Tuesday–Wednesday, September 3–4: I drifted in and out of the department, periodically, to oversee my tutees as they made professional decisions regarding the finalisation of their exhibition. Getting things absolutely right takes times, consideration, and consultation. Some students have observed a strict continuity with the work displayed at their first public outing; others have evolved significantly, to produce something that’s the same … but different.
I, in the meantime, returned to the website dedicated to The Biblical Record CD (which is presently in production).
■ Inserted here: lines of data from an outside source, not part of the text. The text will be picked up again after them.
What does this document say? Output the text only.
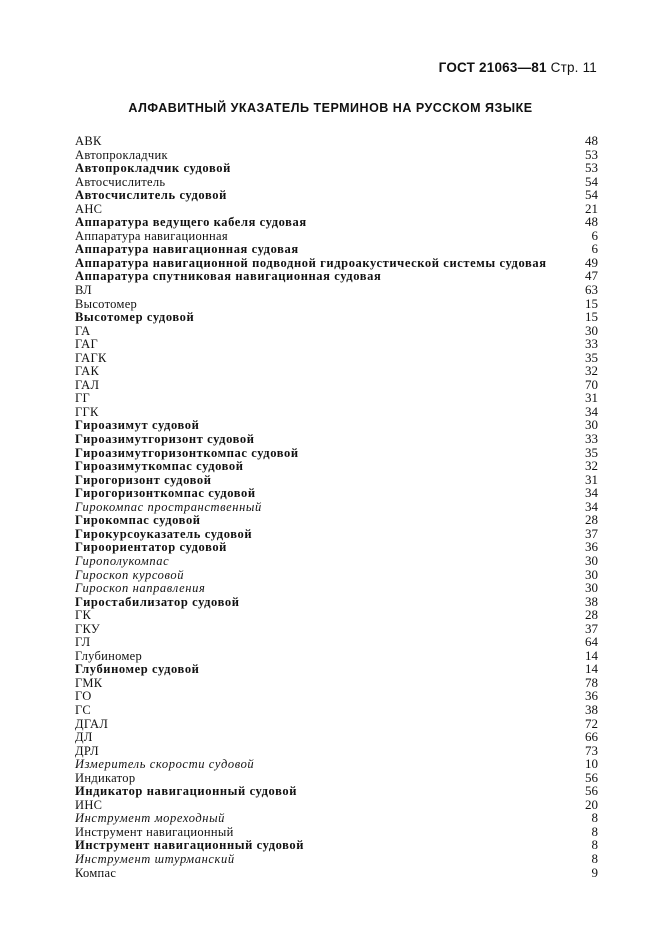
ГОСТ 21063—81 Стр. 11
АЛФАВИТНЫЙ УКАЗАТЕЛЬ ТЕРМИНОВ НА РУССКОМ ЯЗЫКЕ
АВК	48
Автопрокладчик	53
Автопрокладчик судовой	53
Автосчислитель	54
Автосчислитель судовой	54
АНС	21
Аппаратура ведущего кабеля судовая	48
Аппаратура навигационная	6
Аппаратура навигационная судовая	6
Аппаратура навигационной подводной гидроакустической системы судовая	49
Аппаратура спутниковая навигационная судовая	47
ВЛ	63
Высотомер	15
Высотомер судовой	15
ГА	30
ГАГ	33
ГАГК	35
ГАК	32
ГАЛ	70
ГГ	31
ГГК	34
Гироазимут судовой	30
Гироазимутгоризонт судовой	33
Гироазимутгоризонткомпас судовой	35
Гироазимуткомпас судовой	32
Гирогоризонт судовой	31
Гирогоризонткомпас судовой	34
Гирокомпас пространственный	34
Гирокомпас судовой	28
Гирокурсоуказатель судовой	37
Гироориентатор судовой	36
Гирополукомпас	30
Гироскоп курсовой	30
Гироскоп направления	30
Гиростабилизатор судовой	38
ГК	28
ГКУ	37
ГЛ	64
Глубиномер	14
Глубиномер судовой	14
ГМК	78
ГО	36
ГС	38
ДГАЛ	72
ДЛ	66
ДРЛ	73
Измеритель скорости судовой	10
Индикатор	56
Индикатор навигационный судовой	56
ИНС	20
Инструмент мореходный	8
Инструмент навигационный	8
Инструмент навигационный судовой	8
Инструмент штурманский	8
Компас	9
The first task was to begin making a transcript of the ‘lyrics’. The fragmentary, and, on occasion, parallelistic, nature of the spoken text represented a challenge in terms of providing a comprehensible written account. In the middle distance, admin ebbed and flowed across my desk. In the background, Tweets and BBC News bulletins necessarily distracted my attention. And why not? These are serious times; this is a significant moment in history. One cannot responsibly remain oblivious to the unfolding events and the consequences, one way or another, for us all.
Thursday, September 5: While struggling to get to sleep last night (discouraged by the howling wind and rattling casements), I reflected on my mid-term future. I’ll need to take a very deliberate steer as I venture into the next two years. 9.00 am: At the School, I cleared postgraduate admin, advised some of my tutees by email, dealt with a reference, and waited for my charge to turn up and finalise their hang. The shape of the show was now established. 12.00 pm: The waiting game continued.
After lunch, and into the evening, I returned to homebase to continue transcribing the texts from the CD tracks.
Meanwhile, politics proceeds – today – like a Shakespearean tragedy. At least people (and the younger generation, in particular) are engaged in the political debate. I, for one, have every sympathy with Parliament’s failed attempts to solve the unresolvable. Over the last few days, events in the Commons have brought out the best in the best, and vice versa. Wisdom and folly; grace and intemperateness; and honest and duplicity have been evident in sharp relief.